Fadir is one of thousands of businesses in Ukraine that are still open for business, keeping the country’s economy running, despite the many challenges posed by war.

“We pay salaries and taxes, and it’s important that we keep going,” Ivin said during a brief leave from the front. “One day the war will end. We want to save this place and this business and we want to save the team, because people want to eat, they want to have a future. And the rest of the world needs tools.

When they returned to the forge in May last year, they found a Russian missile had landed on one of the outbuildings of the sprawling workshop complex, with the shock wave destroying the roof of the main office .

After repairing the damage, their first task was to fulfill the 600 pre-war current orders. “We had several people and we opened our factory and started placing these orders for customers who had already paid,” Ivin said.

With a very small workforce, they had to wait until October to complete the work. The response from customers, most of whom are in the United States and Western Europe, has been quite positive. “A few people wanted their money back, but most were happy to wait for their tools to be delivered to them, seeing it as a symbol of solidarity with Ukraine,” Ivin said. Some even asked that the money from their orders be allocated to the war effort. Others sent donations. “We used that money to buy the unit, drones and stuff.”

“One day the war will end.  And the world needs tools”: Why a Ukrainian toolmaker keeps working |  Ukraine
After the forge reopened, workers completed 600 pre-war current orders. Photography: Jamie Wilson/The Guardian

On the day of the Keeper’s visit, the forge was in full swing. In one of the workshops, you could hear the deafening noise of artisans hammering red-hot metal fresh out of the oven into the shape of ax heads; in another, a worker used a strip of sandpaper to give an edge to custom-made woodcarving knives.

But it was impossible to hide the challenge facing the company. “It’s more difficult than before the war because people don’t have confidence when it comes to buying something in Ukraine, because they think war is everywhere. It is difficult for them to understand that Kharkiv is now rather calm. The missiles keep hitting, but life goes on,” Ivin said.

The online marketplace they were using even put a warning on their page about the dangers of shopping in Ukraine.

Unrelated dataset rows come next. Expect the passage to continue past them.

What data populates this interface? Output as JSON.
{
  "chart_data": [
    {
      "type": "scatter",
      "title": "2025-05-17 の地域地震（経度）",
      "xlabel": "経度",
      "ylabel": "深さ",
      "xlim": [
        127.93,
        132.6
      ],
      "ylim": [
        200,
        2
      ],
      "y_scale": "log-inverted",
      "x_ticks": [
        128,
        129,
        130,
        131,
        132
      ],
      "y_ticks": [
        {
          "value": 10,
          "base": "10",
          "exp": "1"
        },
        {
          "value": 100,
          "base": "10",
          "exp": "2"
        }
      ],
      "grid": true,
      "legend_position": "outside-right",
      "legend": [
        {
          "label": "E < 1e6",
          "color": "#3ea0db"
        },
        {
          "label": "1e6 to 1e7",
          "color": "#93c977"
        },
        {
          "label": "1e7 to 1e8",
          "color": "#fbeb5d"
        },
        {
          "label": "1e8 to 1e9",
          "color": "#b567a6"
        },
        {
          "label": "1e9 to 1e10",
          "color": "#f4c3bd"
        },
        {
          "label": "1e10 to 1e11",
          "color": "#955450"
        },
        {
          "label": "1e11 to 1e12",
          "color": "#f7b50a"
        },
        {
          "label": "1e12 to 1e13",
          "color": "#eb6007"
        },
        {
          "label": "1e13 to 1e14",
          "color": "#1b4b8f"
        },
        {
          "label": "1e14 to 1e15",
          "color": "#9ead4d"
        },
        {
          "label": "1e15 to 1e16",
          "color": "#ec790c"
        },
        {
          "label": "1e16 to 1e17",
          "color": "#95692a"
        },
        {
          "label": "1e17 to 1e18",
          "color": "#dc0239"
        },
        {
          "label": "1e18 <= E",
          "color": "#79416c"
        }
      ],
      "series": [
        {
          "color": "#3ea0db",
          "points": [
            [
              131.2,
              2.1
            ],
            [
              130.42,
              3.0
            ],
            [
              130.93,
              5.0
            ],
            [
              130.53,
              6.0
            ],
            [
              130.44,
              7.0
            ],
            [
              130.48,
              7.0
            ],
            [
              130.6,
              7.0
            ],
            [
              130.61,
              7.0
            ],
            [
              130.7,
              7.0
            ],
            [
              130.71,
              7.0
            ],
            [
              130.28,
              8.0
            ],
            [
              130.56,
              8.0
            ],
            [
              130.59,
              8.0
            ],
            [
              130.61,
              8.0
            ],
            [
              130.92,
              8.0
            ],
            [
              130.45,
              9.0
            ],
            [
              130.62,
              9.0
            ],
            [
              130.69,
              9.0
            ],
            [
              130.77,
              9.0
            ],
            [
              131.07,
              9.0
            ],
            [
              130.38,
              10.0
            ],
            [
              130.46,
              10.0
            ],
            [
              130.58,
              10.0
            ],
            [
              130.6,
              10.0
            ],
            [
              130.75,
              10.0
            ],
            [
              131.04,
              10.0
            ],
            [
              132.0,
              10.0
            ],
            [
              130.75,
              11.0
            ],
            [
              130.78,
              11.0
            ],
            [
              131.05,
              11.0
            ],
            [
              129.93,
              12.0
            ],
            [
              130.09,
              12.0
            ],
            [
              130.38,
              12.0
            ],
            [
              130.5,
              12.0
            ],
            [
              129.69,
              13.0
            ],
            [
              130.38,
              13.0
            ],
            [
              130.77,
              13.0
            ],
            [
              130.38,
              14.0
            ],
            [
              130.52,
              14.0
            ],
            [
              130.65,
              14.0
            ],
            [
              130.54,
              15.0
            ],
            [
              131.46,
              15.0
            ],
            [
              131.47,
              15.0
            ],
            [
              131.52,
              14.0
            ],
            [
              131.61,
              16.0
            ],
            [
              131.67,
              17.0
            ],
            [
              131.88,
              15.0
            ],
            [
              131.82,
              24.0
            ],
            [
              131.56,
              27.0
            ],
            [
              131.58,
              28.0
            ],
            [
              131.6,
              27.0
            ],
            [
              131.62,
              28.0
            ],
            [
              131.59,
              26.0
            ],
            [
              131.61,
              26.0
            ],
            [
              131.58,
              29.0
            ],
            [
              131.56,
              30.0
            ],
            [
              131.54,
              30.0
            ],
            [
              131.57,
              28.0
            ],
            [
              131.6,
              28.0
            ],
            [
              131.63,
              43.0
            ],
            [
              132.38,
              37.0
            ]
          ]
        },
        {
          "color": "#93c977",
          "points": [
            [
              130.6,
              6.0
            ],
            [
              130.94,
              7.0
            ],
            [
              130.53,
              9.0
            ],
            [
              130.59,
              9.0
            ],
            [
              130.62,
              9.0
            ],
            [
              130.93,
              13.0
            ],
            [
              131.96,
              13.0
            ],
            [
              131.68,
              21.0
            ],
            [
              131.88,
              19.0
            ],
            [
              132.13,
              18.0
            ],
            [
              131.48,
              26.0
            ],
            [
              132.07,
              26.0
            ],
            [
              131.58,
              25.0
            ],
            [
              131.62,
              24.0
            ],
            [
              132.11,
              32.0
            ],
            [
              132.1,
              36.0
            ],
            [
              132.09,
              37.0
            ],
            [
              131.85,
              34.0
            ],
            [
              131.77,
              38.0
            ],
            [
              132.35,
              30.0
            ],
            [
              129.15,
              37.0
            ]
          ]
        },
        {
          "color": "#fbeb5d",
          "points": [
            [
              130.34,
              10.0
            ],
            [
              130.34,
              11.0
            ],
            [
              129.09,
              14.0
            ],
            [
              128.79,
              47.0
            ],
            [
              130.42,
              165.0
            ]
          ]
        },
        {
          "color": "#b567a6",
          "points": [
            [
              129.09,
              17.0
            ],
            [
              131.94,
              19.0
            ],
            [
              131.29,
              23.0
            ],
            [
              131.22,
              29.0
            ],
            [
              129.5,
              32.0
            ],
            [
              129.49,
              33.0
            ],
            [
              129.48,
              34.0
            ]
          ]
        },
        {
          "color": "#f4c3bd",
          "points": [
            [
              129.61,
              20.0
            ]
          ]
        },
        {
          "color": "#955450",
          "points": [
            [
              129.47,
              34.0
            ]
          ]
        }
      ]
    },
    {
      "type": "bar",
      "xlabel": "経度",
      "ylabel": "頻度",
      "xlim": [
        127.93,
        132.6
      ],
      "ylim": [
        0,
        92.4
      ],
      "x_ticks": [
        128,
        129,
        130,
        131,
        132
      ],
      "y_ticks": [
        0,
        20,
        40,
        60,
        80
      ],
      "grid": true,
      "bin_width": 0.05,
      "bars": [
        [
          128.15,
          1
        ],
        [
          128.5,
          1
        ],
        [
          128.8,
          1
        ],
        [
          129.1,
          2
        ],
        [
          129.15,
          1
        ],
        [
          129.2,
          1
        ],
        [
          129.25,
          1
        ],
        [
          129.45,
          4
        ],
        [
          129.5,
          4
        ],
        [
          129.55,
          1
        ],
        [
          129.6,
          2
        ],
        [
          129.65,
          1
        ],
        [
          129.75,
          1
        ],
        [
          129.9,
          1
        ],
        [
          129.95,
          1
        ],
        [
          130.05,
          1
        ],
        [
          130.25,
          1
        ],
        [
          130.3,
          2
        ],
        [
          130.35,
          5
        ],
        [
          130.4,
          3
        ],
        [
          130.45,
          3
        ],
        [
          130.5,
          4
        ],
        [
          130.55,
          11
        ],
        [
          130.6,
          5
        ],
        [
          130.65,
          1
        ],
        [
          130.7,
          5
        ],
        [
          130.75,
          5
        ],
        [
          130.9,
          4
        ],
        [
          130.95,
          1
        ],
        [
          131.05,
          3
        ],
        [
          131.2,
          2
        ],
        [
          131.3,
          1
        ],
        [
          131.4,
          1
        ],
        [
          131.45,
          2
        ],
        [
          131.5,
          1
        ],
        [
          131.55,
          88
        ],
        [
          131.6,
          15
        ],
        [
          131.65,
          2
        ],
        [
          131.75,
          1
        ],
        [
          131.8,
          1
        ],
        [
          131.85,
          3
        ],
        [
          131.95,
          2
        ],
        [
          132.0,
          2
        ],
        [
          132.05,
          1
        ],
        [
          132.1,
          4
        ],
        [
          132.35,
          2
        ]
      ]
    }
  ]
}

In response, they launched their own online store to try and sell directly to customers.

Everyone who works at the factory has been affected by the war.

Sergei, 35, a leather worker who makes the cases that protect the sharp edges of tools, was in Kharkiv when the invasion began, but the next day he traveled 100 km southeast to the city of Izium where his parents lived. Ten days later, the city was occupied by Russian forces. He and his family spent the next nine months underground before Ukrainian forces liberated the town. During this time, the Russians searched the house twice. Her brother and brother-in-law served in the Ukrainian army, but the Russians did not find the medals her parents had hidden. Sergei’s brother-in-law died fighting in Marinka, Donetsk Oblast, in June.

“One day the war will end.  And the world needs tools”: Why a Ukrainian toolmaker keeps working |  Ukraine
A toolmaker works on an ax head at the Fadir Tools forge in Kharkiv Photography: Jamie Wilson/The Guardian

Four other workers are still serving in the Ukrainian army. One of the carpenters, who makes the ornate wooden handles of the tools, was injured in fighting near the fiercely contested town of Bakhmut in June when a mortar shell landed near him.

Andrei, 26, worked as an ax and knife sharpener. He joined a territorial defense unit and was killed in the battle for one of the villages east of Kharkiv during the first month of the invasion.

Raw materials are another issue. “We have some problems with the metal, because before the war all the high-quality metal in Ukraine came from Russia – they (suppliers) said it came from Belarus or Poland, but everyone knew where he was actually coming. Today, the metal comes from Turkey and Europe, but its price is twice as high as before. But you have to work, so…”

On the other hand, Russian customers are less of a problem. “We were selling a little to Russia. They write to us (again) and ask to buy our tools but we tell them: ‘Fuck you!’